The Religious Beliefs of America's Founders: Reason, Revelation, and Revolution (American Political Thought)
Gregg L. Frazer
University Press of Kansas, 2012
312 pp., 72.05
Thomas S. Kidd
Book Notes
The debate over religion and the American founding has typically played out between those who say the Founders created a specifically Christian nation and those who argue that the Founders were largely Deists who wanted a secular government. Gregg Frazer provides a genuinely new approach. From a Christian perspective (Frazer teaches at the Master's College, where the influential Bible teacher John MacArthur is president), he concludes that the leading Founders were neither Deists nor Christians but rather "theistic rationalists." They believed in an active God, but they "denied every fundamental doctrine of Christianity" and made human reason the ultimate test of belief.

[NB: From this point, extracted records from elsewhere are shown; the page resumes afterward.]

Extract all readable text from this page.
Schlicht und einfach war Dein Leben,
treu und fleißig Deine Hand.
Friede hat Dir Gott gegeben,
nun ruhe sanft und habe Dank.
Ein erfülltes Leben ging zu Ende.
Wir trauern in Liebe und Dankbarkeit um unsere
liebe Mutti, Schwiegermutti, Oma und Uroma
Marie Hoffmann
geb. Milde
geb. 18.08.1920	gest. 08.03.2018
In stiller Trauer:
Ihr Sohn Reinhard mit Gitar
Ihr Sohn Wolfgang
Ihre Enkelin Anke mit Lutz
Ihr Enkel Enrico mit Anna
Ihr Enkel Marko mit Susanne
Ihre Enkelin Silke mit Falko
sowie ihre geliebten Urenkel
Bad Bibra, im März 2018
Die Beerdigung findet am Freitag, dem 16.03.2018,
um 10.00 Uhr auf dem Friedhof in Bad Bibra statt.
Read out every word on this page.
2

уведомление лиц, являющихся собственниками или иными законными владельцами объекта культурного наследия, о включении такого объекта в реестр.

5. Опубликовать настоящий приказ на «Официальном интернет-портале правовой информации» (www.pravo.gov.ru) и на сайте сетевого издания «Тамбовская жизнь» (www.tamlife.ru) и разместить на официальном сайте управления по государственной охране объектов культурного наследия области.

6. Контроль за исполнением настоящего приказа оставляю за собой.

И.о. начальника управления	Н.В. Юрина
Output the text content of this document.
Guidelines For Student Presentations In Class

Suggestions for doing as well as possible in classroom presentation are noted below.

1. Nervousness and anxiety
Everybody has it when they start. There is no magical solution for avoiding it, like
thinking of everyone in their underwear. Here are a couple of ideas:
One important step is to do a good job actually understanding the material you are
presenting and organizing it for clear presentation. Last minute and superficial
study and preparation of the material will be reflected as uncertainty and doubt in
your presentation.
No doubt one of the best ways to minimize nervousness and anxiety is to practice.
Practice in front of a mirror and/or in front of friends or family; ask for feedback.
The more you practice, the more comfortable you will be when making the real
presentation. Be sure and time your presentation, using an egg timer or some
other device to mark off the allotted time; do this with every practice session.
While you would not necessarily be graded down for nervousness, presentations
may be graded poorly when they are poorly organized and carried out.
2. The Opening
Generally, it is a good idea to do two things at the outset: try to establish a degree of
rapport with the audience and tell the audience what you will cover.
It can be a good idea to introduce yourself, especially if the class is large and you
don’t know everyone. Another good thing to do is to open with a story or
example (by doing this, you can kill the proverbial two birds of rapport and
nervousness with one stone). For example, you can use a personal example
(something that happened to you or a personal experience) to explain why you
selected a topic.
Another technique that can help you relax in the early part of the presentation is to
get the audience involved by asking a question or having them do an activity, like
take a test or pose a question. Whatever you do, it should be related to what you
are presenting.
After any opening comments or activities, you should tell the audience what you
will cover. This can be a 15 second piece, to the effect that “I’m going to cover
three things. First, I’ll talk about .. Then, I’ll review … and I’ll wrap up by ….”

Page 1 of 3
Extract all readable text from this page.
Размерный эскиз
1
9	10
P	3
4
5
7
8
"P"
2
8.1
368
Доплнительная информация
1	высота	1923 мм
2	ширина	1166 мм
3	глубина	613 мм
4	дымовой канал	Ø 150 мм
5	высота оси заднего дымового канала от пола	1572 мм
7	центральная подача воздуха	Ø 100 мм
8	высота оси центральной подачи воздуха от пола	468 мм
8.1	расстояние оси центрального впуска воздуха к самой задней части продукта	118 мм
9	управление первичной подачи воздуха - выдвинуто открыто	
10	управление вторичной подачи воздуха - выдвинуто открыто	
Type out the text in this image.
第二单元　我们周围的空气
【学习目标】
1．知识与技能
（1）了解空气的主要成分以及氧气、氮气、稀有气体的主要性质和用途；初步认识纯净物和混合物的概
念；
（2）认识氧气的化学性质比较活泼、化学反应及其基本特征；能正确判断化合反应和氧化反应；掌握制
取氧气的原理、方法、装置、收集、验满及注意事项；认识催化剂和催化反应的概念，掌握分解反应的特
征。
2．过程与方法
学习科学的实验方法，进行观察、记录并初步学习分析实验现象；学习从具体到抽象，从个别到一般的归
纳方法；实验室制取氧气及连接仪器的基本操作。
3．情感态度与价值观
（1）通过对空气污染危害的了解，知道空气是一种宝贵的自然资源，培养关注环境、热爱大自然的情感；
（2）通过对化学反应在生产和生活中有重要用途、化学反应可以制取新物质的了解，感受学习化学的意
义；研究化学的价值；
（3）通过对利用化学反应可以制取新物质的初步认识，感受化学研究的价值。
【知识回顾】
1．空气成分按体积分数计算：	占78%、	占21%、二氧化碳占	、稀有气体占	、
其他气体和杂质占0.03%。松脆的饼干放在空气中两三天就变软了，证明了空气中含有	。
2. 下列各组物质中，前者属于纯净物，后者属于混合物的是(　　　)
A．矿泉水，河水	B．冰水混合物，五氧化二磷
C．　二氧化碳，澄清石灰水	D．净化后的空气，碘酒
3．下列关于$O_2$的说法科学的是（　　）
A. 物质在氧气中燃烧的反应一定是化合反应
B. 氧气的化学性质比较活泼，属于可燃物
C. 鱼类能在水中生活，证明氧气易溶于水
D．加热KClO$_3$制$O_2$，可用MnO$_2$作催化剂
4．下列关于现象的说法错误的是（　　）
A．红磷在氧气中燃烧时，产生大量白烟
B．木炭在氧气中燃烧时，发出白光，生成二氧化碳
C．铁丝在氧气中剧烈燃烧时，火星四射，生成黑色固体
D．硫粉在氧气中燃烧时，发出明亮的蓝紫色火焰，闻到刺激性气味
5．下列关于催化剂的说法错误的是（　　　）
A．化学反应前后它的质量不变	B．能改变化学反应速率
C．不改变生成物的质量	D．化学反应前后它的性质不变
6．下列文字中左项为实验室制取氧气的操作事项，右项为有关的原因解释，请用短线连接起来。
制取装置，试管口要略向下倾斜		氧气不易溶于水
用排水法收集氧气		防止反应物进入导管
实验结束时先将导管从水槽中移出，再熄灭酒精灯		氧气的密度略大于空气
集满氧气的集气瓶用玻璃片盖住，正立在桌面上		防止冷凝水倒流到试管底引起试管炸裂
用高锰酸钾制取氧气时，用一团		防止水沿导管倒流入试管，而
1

Frazer makes a well-researched if familiar argument that Founders such as John Adams, Thomas Jefferson, and Ben Franklin do not fit easily into the Deist or Christian mold. But Frazer goes further by insisting that they were definitely not Christians or Deists, but only theistic rationalists. This label, of course, is not one that the Founders themselves used. Most of them, whatever personal heresies they indulged, would have identified as Christians, while Franklin called himself a Deist. But Frazer has firm doctrinal concepts of who counts as a Christian or a Deist, and he finds that none of the major Founders meet the standards. He does not include figures such as Patrick Henry or Roger Sherman, who were undeniably orthodox Christians, although he does offer Princeton president John Witherspoon as an example of a Christian who exalted human reason.
Sometimes Frazer does acknowledge that the story may be more complex, such as when he speaks of the Founders' "hybrid" faith having both Christian and Deistic features. Mostly, however, he contends that the Founders consciously rejected both Deism and Christianity. He even makes George Washington's relative silence regarding his faith fit the thesis, saying that "Washington was not a Christian but a theistic rationalist." Frazer's book is an important addition to this debate, but some will find that he falls into the same trap that has ensnared many of his Christian and secular rivals: advancing such a strong argument that his evidence bends to match it.
Thomas S. Kidd is Senior Fellow at the Institute for Studies of Religion, Baylor University, and the author most recently of Patrick Henry: First Among Patriots (Basic Books).